Pruning the GRN using methylation and expression profiles

GRN pruning was carried out based on the observation that some genes show increased promoter DNA methylation levels coupled to a remarkable decline of their expression [45]. Based on this, we removed regulatory interactions whose target genes had absolute anti-correlation between their expression and methylation profiles above a selected threshold of 0.65.

Constructing miRNA-mRNA interactions

The integrated association of the differentially expressed miRNAs and the differentially expressed genes (mRNAs) involved three steps. First, for the set of differentially expressed miRNAs, which were either up- or down-regulated between the tumor and normal samples, we used miRTrail [46] via MicroCosm Targets V5 (http://www.ebi.ac.uk/enright-srv/microcosm/htdocs/targets/v5/) to extract their target mRNAs (regulated genes) and overlapped them with the identified differentially expressed mRNAs. Second, we used the experimentally validated database TransmiR [47] to retrieve the regulatory genes (TFs) that potentially regulate the differentially expressed miRNAs. In both steps, the hypergeometric test with a p-value threshold of 0.05 was applied to test the regulation dependencies between the differentially expressed miRNAs and their target genes/their regulatory TFs. Finally, both miRNA→ mRNA (including TF genes) interaction pairs from step one and TF→ miRNA interaction pairs from step two were joined and merged to a final network.

Identifying the genetic key drivers/determinants

Key regulators in the constructed networks were identified by determining the minimal set of nodes that regulate the entire network.

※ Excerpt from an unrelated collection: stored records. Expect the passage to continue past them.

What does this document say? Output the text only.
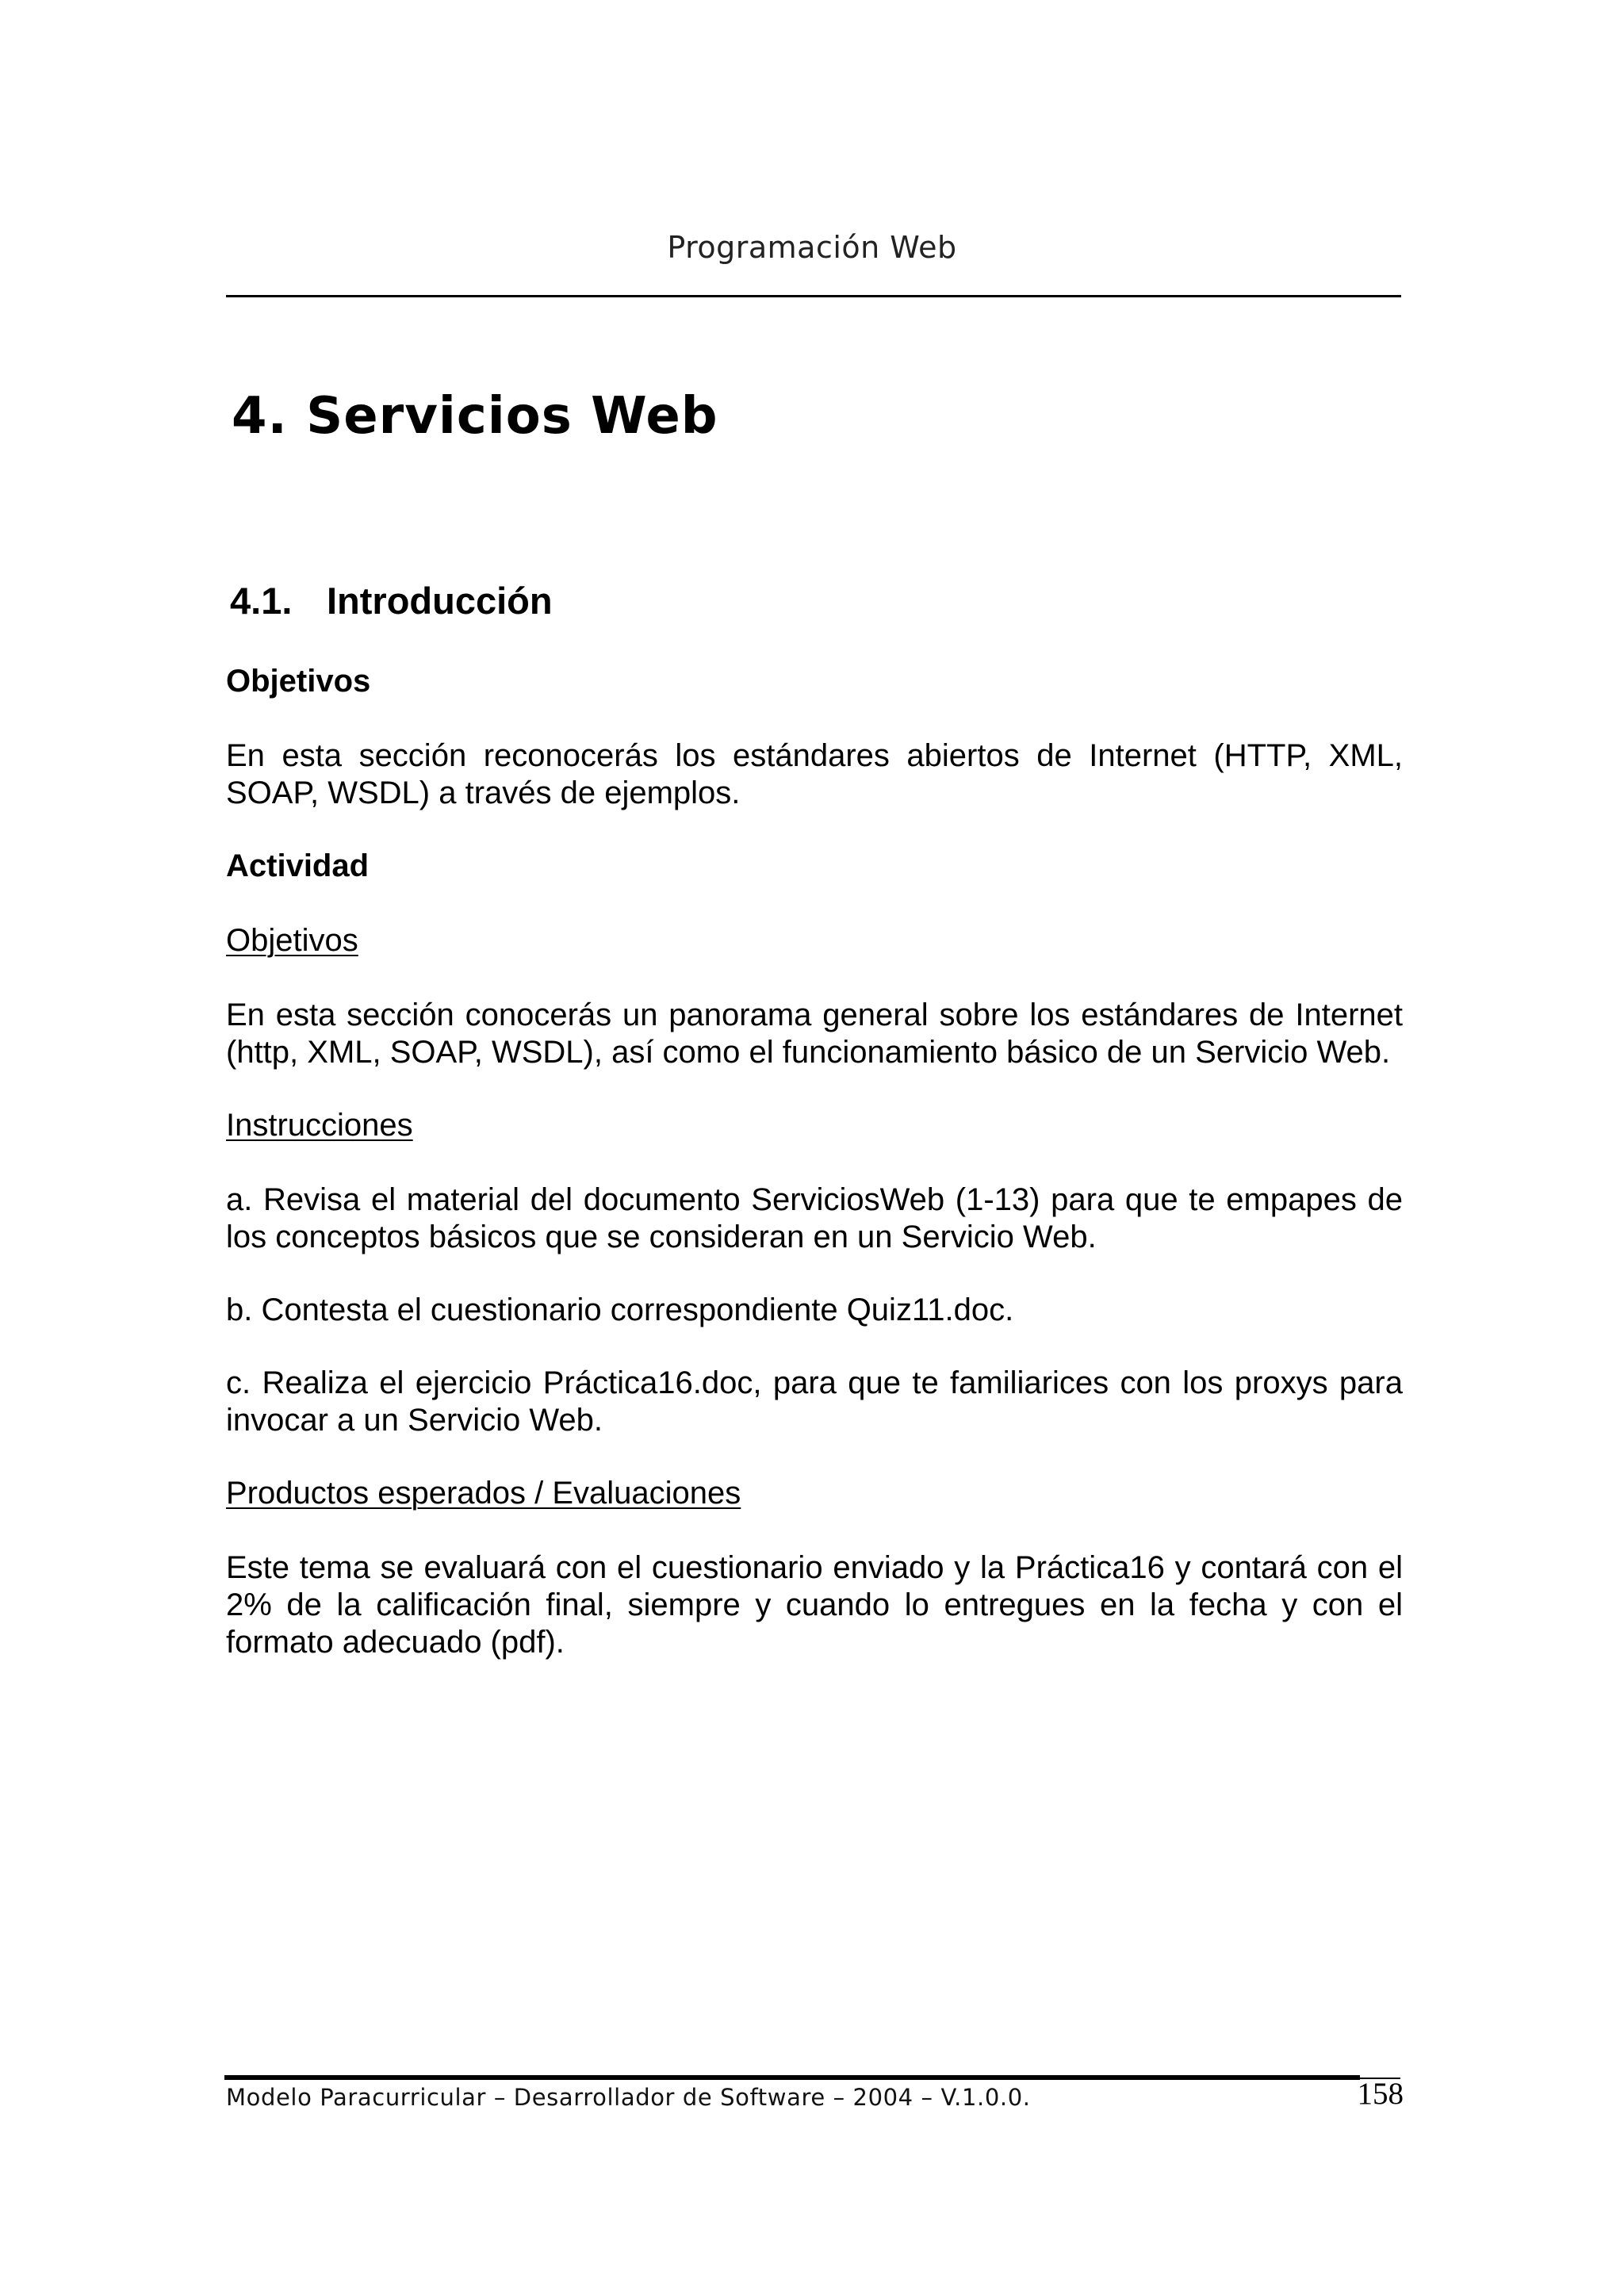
Programación Web
4. Servicios Web
4.1. Introducción

Objetivos

En esta sección reconocerás los estándares abiertos de Internet (HTTP, XML, SOAP, WSDL) a través de ejemplos.

Actividad

Objetivos

En esta sección conocerás un panorama general sobre los estándares de Internet (http, XML, SOAP, WSDL), así como el funcionamiento básico de un Servicio Web.

Instrucciones

a. Revisa el material del documento ServiciosWeb (1-13) para que te empapes de los conceptos básicos que se consideran en un Servicio Web.

b. Contesta el cuestionario correspondiente Quiz11.doc.

c. Realiza el ejercicio Práctica16.doc, para que te familiarices con los proxys para invocar a un Servicio Web.

Productos esperados / Evaluaciones

Este tema se evaluará con el cuestionario enviado y la Práctica16 y contará con el 2% de la calificación final, siempre y cuando lo entregues en la fecha y con el formato adecuado (pdf).

Modelo Paracurricular – Desarrollador de Software – 2004 – V.1.0.0.	158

For this, we used the gplk solver [48] via the numerical optimization package OpenOpt [49].

Proximity analysis of somatic mutations

The genomic coordinates of the significantly deregulated miRNAs identified in the differential analysis step were downloaded from miRBase [50]. Then, we searched for these sequences in a genomic window of 250 kb around each somatic variant.

To explore possible relationships between differentially methylated CpG sites (identified from the differential analysis step) and somatic mutations, we tested the occurrence of C->A, C->G, and C->T somatic SNVs within a genomic distance of 3 kb from the genomic coordinates of the differentially methylated CpG sites. The selection of the 3 kb genomic distance was based on the maximum considered length of the CpG islands, that is, 500 bp [51] ≤ CpG islands ≤ 3 kb [52]. Ideograms were generated using the circlize [53] package in R. Driver mutations were classified using the CHASM tool [54]. The genomic effect of the driver mutations was analyzed using Ensembl Variant effect Predictor (VeP) [55] that utilizes the functional prediction tools SIFT [56, 57] and PolyPhen [58].

Enrichment and druggability analysis

For gene set enrichment analysis, KEGG pathways and GO functional categories were identified using the DAVID [59] tool as previously described in [60]. Briefly, we determined which pathways/functional terms were annotated to at least two genes and were statistically overrepresented in the study gene set. Enrichment was evaluated through the hyper-geometric test using a p-value threshold of 0.05. For the enrichment analysis of the miRNAs set, we used the TAM [61] online tool. Druggability analysis of the identified driver genes was performed using the PharmGKB [62], CTD [63], and CancerResource [64] databases.

Results and discussion

Differential analysis

We developed and applied an integrative network-based approach to conduct combinatorial regulatory network analysis in the context of breast invasive carcinoma with the aim of identifying the major genetic drivers that lead to tumorigenesis (Figure 1). We processed mRNA expression, DNA methylation, miRNA expression, and somatic mutation datasets for 131 tumor samples and 20 control samples of healthy tissues. The differential analysis of the mRNA expression, DNA promoter methylation, and miRNA expression data gave 1317 differentially expressed genes, 2623 differentially methylated genes, and 121 differentially expressed miRNAs, respectively.

Figure 1
figure1

The integrative network-based approach. A schematic diagram describing data processing and integration of different data sources to detect major determinants and key driver molecules controlling breast carcinomas.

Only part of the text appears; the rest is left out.